The Empire State Manufacturing Index rose from a relatively low 10.6 to 11.92, this is well below the 14.0 that was the consensus, but is slightly higher than December’s report. Note that December was revised lower to an even weaker 9.89 – here’s Econoday:
Highlights
Manufacturing activity is accelerating in the New York region this month according to the Empire State general business conditions index which rose more than two points to 11.92, a reading well over the breakeven zero level and slightly above December's revised growth of 9.89. New orders show significant acceleration to 12.39 vs December's 2.03 and vs November's steep contraction of minus 23.80. Shipments, which follow new orders, accelerated to 25.39 from 7.16 in December and from minus 5.27 in November.

The gains however are far from straining the supply chain, a factor that points to limited gains ahead for employment. Unfilled orders extended their long run of contraction while deliveries continue to speed up, not slow down. Inventories, at plus 4.21, show a build this month but follow a run of draws.

Employment did rise in the month, to 8.42, but the slack in unfilled orders and lack of pressure in deliveries suggest that existing capacity is sufficient to meet production needs. Still this report, especially the new orders index, is positive for the outlook hinting at an incremental gain for the nation's manufacturing sector during January. The Philly Fed will release its manufacturing report for the Mid-Atlantic region on Thursday.

Yawn… very slow “growth” here, and remember that many of the index values are first measured in dollars that are not adjusted correctly due to errors in measuring real inflation.

Treasury International Capital (TIC) data for November from the Treasury shows a supposed (no, I don’t believe their data) $39.0 billion net inflow of funds. The Treasury no longer produces this report in .pdf, otherwise I would show the entire report. Diving deeper we find that China was a net seller, while the U.K. was the supposed big buyer. With no international audit trail whatsoever, these numbers are simply not believable and should not be taken at face value from my perspective.

The Housing Market Index is released at 10 Eastern this morning.

The most important and telling economic data this morning comes from the UK where inflation was just reported as climbing steeply to 3.7%, with prices rising 1.0% on a month to month basis (12% annualized).
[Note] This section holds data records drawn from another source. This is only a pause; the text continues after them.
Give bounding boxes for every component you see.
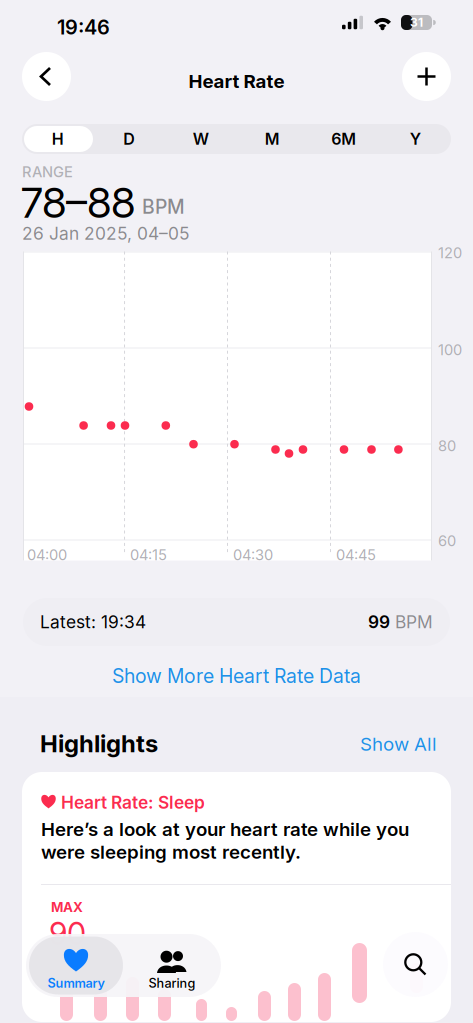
button[interactable]: Back bbox=[22, 52, 71, 101]
button[interactable]: Show More Heart Rate Data bbox=[0, 646, 473, 697]
staticText: 80 bbox=[438, 437, 456, 455]
button[interactable]: Y bbox=[380, 124, 451, 154]
button[interactable]: Search bbox=[383, 932, 448, 997]
staticText: Show All bbox=[360, 733, 437, 755]
staticText: 04:15 bbox=[130, 546, 167, 564]
staticText: 26 Jan 2025, 04–05 bbox=[22, 223, 190, 244]
staticText: RANGE bbox=[22, 163, 73, 181]
staticText: Heart Rate bbox=[188, 70, 284, 93]
button[interactable]: M bbox=[236, 124, 308, 154]
staticText: BPM bbox=[390, 612, 433, 632]
staticText: MAX bbox=[51, 899, 83, 915]
staticText: 60 bbox=[438, 532, 456, 550]
button[interactable]: Sharing bbox=[125, 936, 219, 994]
staticText: W bbox=[193, 129, 209, 149]
staticText: 04:45 bbox=[336, 546, 376, 564]
staticText: 99 bbox=[368, 612, 390, 632]
staticText: 19:46 bbox=[57, 15, 110, 39]
staticText: Y bbox=[410, 129, 421, 149]
staticText: Sharing bbox=[148, 976, 196, 991]
button[interactable]: D bbox=[94, 124, 165, 154]
staticText: 100 bbox=[438, 341, 462, 359]
button[interactable]: Show All bbox=[357, 734, 437, 754]
button[interactable]: 6M bbox=[308, 124, 380, 154]
staticText: Highlights bbox=[40, 729, 158, 758]
staticText: 31 bbox=[410, 15, 423, 30]
button[interactable]: Add data bbox=[402, 52, 451, 101]
staticText: Heart Rate: Sleep bbox=[61, 792, 205, 813]
staticText: BPM bbox=[142, 195, 185, 218]
staticText: 78–88 bbox=[21, 177, 135, 228]
staticText: 90 bbox=[49, 915, 86, 952]
staticText: 04:00 bbox=[27, 546, 67, 564]
staticText: D bbox=[123, 129, 135, 149]
staticText: Show More Heart Rate Data bbox=[112, 664, 361, 688]
staticText: Here’s a look at your heart rate while y… bbox=[41, 818, 409, 863]
staticText: H bbox=[52, 129, 64, 149]
staticText: Latest: 19:34 bbox=[40, 612, 146, 632]
staticText: 6M bbox=[331, 129, 356, 149]
button[interactable]: H bbox=[22, 124, 94, 154]
staticText: 120 bbox=[438, 244, 462, 262]
button[interactable]: W bbox=[165, 124, 236, 154]
staticText: Summary bbox=[48, 976, 104, 991]
staticText: M bbox=[265, 129, 280, 149]
staticText: 04:30 bbox=[233, 546, 273, 564]
button[interactable]: Summary bbox=[29, 936, 123, 994]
Their “Retail Prices Index” jumped even more, climbing to 4.8%. This from a central bank whose official target is 2.0%. This from a country who is imposing austerity measures and who just imposed a higher VAT on its people – riots to commence in the near future.

Speaking of riots, pay attention to events in Sudan and in the Ivory Coast, two despot lead nations that are likely next in the Tunisia like revolution department. By the way, riots in Tunisia continue as the people are not happy with the new coalition government that includes some of the old politicians – they want a completely clean slate.

Citigroup released earnings that failed to meet expectations on both the top and bottom lines. They are claiming profits are up from last year, but in fact Citi’s revenue fell by 6% from a year ago and profits would not have been there without Citi taking smaller write down provisions for it bad debts. In other words, the only way Citi can claim a profit is via accounting fraud, and that is just the tip of the iceberg as they are running shell companies and still marking their “assets” to their own fantasy model.

As I’ve been typing I watched bonds shoot lower just prior to the open, and on the opening bell prices shot higher – the market is completely HFT driven and controlled, completely unnatural. As I’ve been saying, at some point the bankers (who own the HFT machines, own the exchanges, own the “Fed,” and produce false money to fuel their HFTs) will fail to get their way. We have stupidly given a very small minority complete control of our money system, of our economy, and by extension our political system.